Bioaerosol Emission from Vortex Liquids Contaminated with Escherichia coli Bacteria

Abstract

Vortex fluids are often present in natural and artificial aquatic environments and are also widely used in industrial water treatment and product manufacturing processes. Vortex processes have been studied quite extensively; however, little attention has been paid to the potential release of biological aerosols to the ambient air in common situations involving microbial-contaminated vortex liquids.
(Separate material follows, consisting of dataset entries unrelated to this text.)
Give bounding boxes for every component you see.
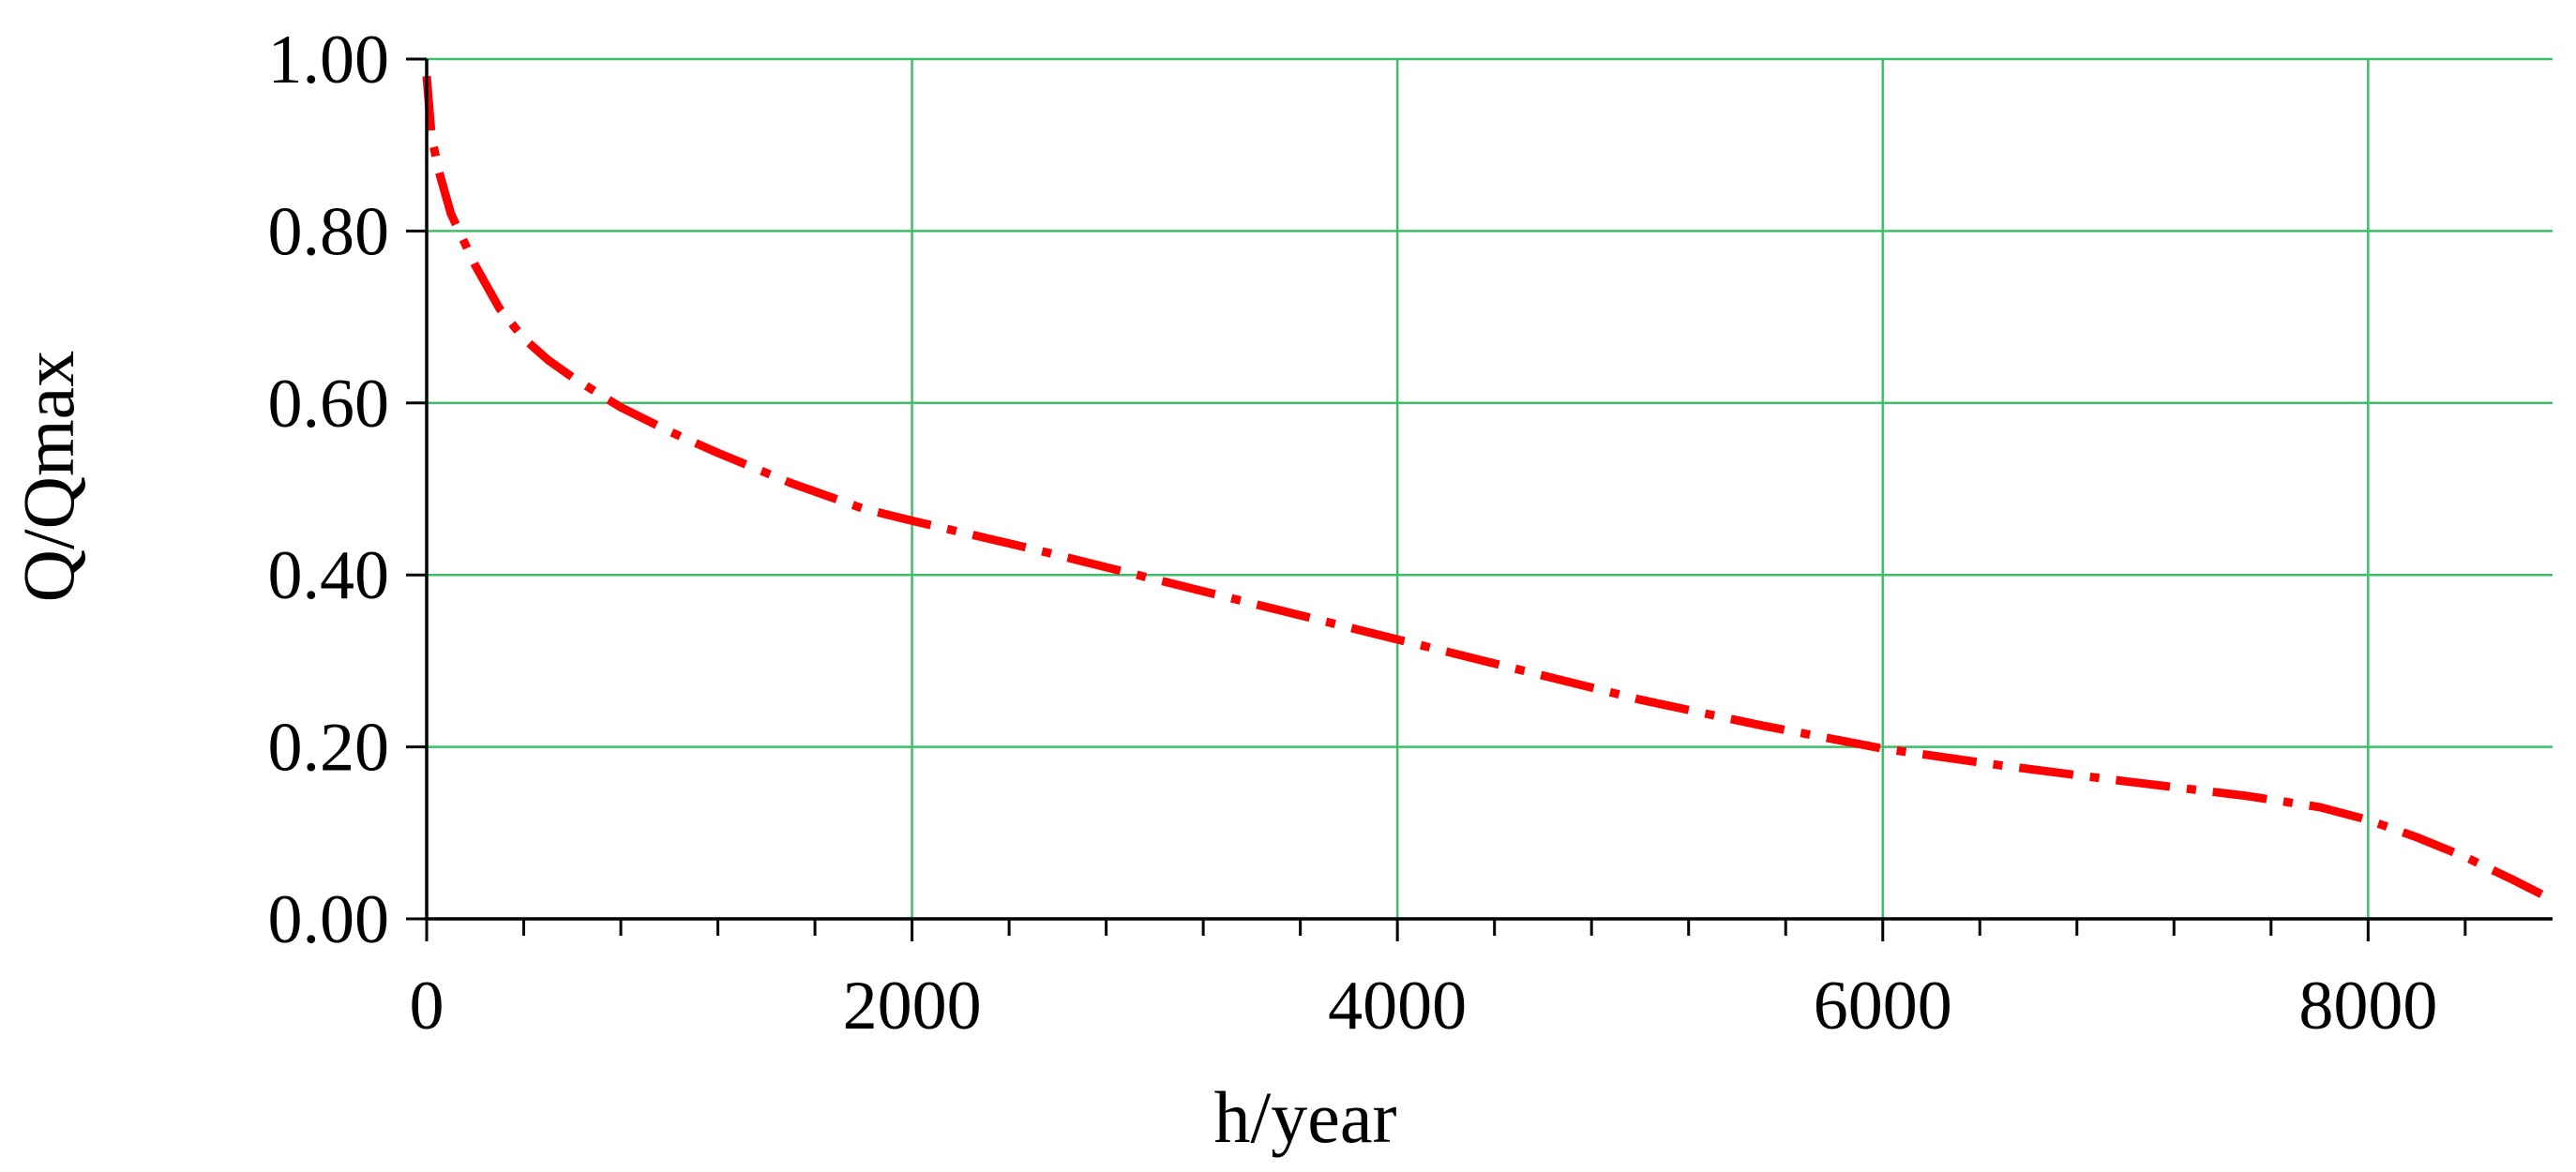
x-axis-label: h/year [1214, 1076, 1397, 1158]
y-tick-label: 0.60 [268, 366, 390, 443]
y-tick-label: 0.40 [268, 537, 390, 614]
axes [406, 57, 2553, 941]
y-axis-label: Q/Qmax [8, 351, 89, 603]
tick-labels: 0.00 0.20 0.40 0.60 0.80 1.00 0 2000 4000 6000 800… [268, 22, 2438, 1044]
x-tick-label: 6000 [1814, 968, 1952, 1044]
y-tick-label: 0.80 [268, 193, 390, 270]
x-tick-label: 0 [410, 968, 444, 1044]
plot-area [427, 59, 2553, 919]
y-tick-label: 0.00 [268, 881, 390, 958]
series-layer [422, 75, 2555, 904]
gridlines [427, 57, 2553, 919]
x-tick-label: 2000 [843, 968, 982, 1044]
y-tick-label: 0.20 [268, 710, 390, 787]
y-tick-label: 1.00 [268, 22, 390, 98]
x-tick-label: 4000 [1328, 968, 1467, 1044]
x-tick-label: 8000 [2298, 968, 2437, 1044]
series-line [422, 75, 2555, 904]
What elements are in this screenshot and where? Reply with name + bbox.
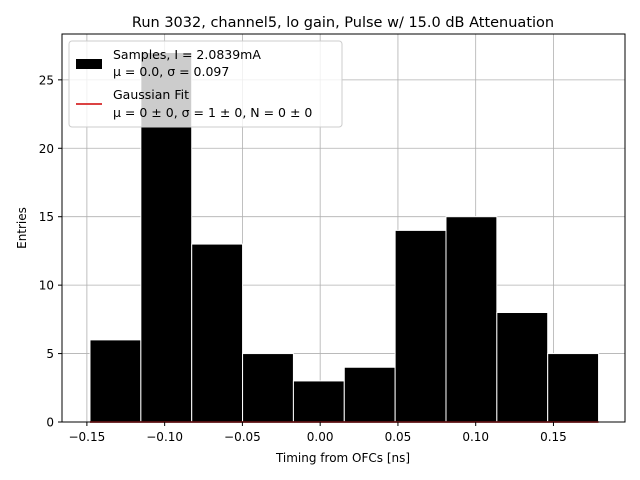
legend-samples-label: Samples, I = 2.0839mA <box>113 47 261 62</box>
y-axis-ticks: 0 5 10 15 20 25 <box>39 73 62 430</box>
y-tick-label: 25 <box>39 73 54 87</box>
histogram-bar <box>445 216 498 423</box>
y-tick-label: 20 <box>39 142 54 156</box>
histogram-bar <box>496 312 549 423</box>
x-tick-label: −0.05 <box>224 430 261 444</box>
histogram-bars <box>89 51 600 423</box>
histogram-bar <box>343 366 396 423</box>
histogram-bar <box>242 353 294 423</box>
x-tick-label: 0.15 <box>540 430 567 444</box>
histogram-bar <box>292 380 345 423</box>
histogram-bar <box>89 339 142 423</box>
x-tick-label: 0.05 <box>385 430 412 444</box>
x-tick-label: 0.00 <box>307 430 334 444</box>
histogram-bar <box>394 229 447 423</box>
legend-fit-params: μ = 0 ± 0, σ = 1 ± 0, N = 0 ± 0 <box>113 105 312 120</box>
y-axis-label: Entries <box>15 207 29 249</box>
x-tick-label: 0.10 <box>462 430 489 444</box>
legend-fit-label: Gaussian Fit <box>113 87 189 102</box>
histogram-bar <box>547 353 600 423</box>
x-tick-label: −0.10 <box>146 430 183 444</box>
y-tick-label: 0 <box>46 416 54 430</box>
x-tick-label: −0.15 <box>68 430 105 444</box>
y-tick-label: 10 <box>39 279 54 293</box>
legend-samples-patch <box>76 59 102 69</box>
y-tick-label: 15 <box>39 210 54 224</box>
legend-box <box>68 40 343 128</box>
x-axis-label: Timing from OFCs [ns] <box>275 451 410 465</box>
chart-title: Run 3032, channel5, lo gain, Pulse w/ 15… <box>132 15 554 31</box>
x-axis-ticks: −0.15 −0.10 −0.05 0.00 0.05 0.10 0.15 <box>68 422 567 444</box>
legend: Samples, I = 2.0839mA μ = 0.0, σ = 0.097… <box>68 40 343 128</box>
legend-samples-stats: μ = 0.0, σ = 0.097 <box>113 64 229 79</box>
y-tick-label: 5 <box>46 347 54 361</box>
histogram-bar <box>191 243 244 423</box>
axes-frame <box>61 33 626 423</box>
The model organism was Escherichia coli, a common Gram-negative coliform bacterium widely present in the aquatic and air environments. This study examines the influence of various parameters, including liquid rotation speed, column height, temperature, surface tension and vessel size, on the rate of bioaerosol formation. A commonly used single-stage bioaerosol impactor was employed to collect microbial aerosols at different process parameters under controlled laboratory conditions. The main results show that bioaerosol production increases markedly with increasing rotation speed, reaching a maximum rate at the highest value used in this project (1300 rpm). The tallness of the liquid column is strongly responsible for the bioaerosol production efficiency reaching a difference of almost one order of magnitude along the range between 45 mm (highest bioaerosol release) and 110 mm used in this research. Fluid temperature and surface tension are also very influential parameters responsible for bioaerosol generation during fluid vortex motion; corresponding results are discussed in this manuscript.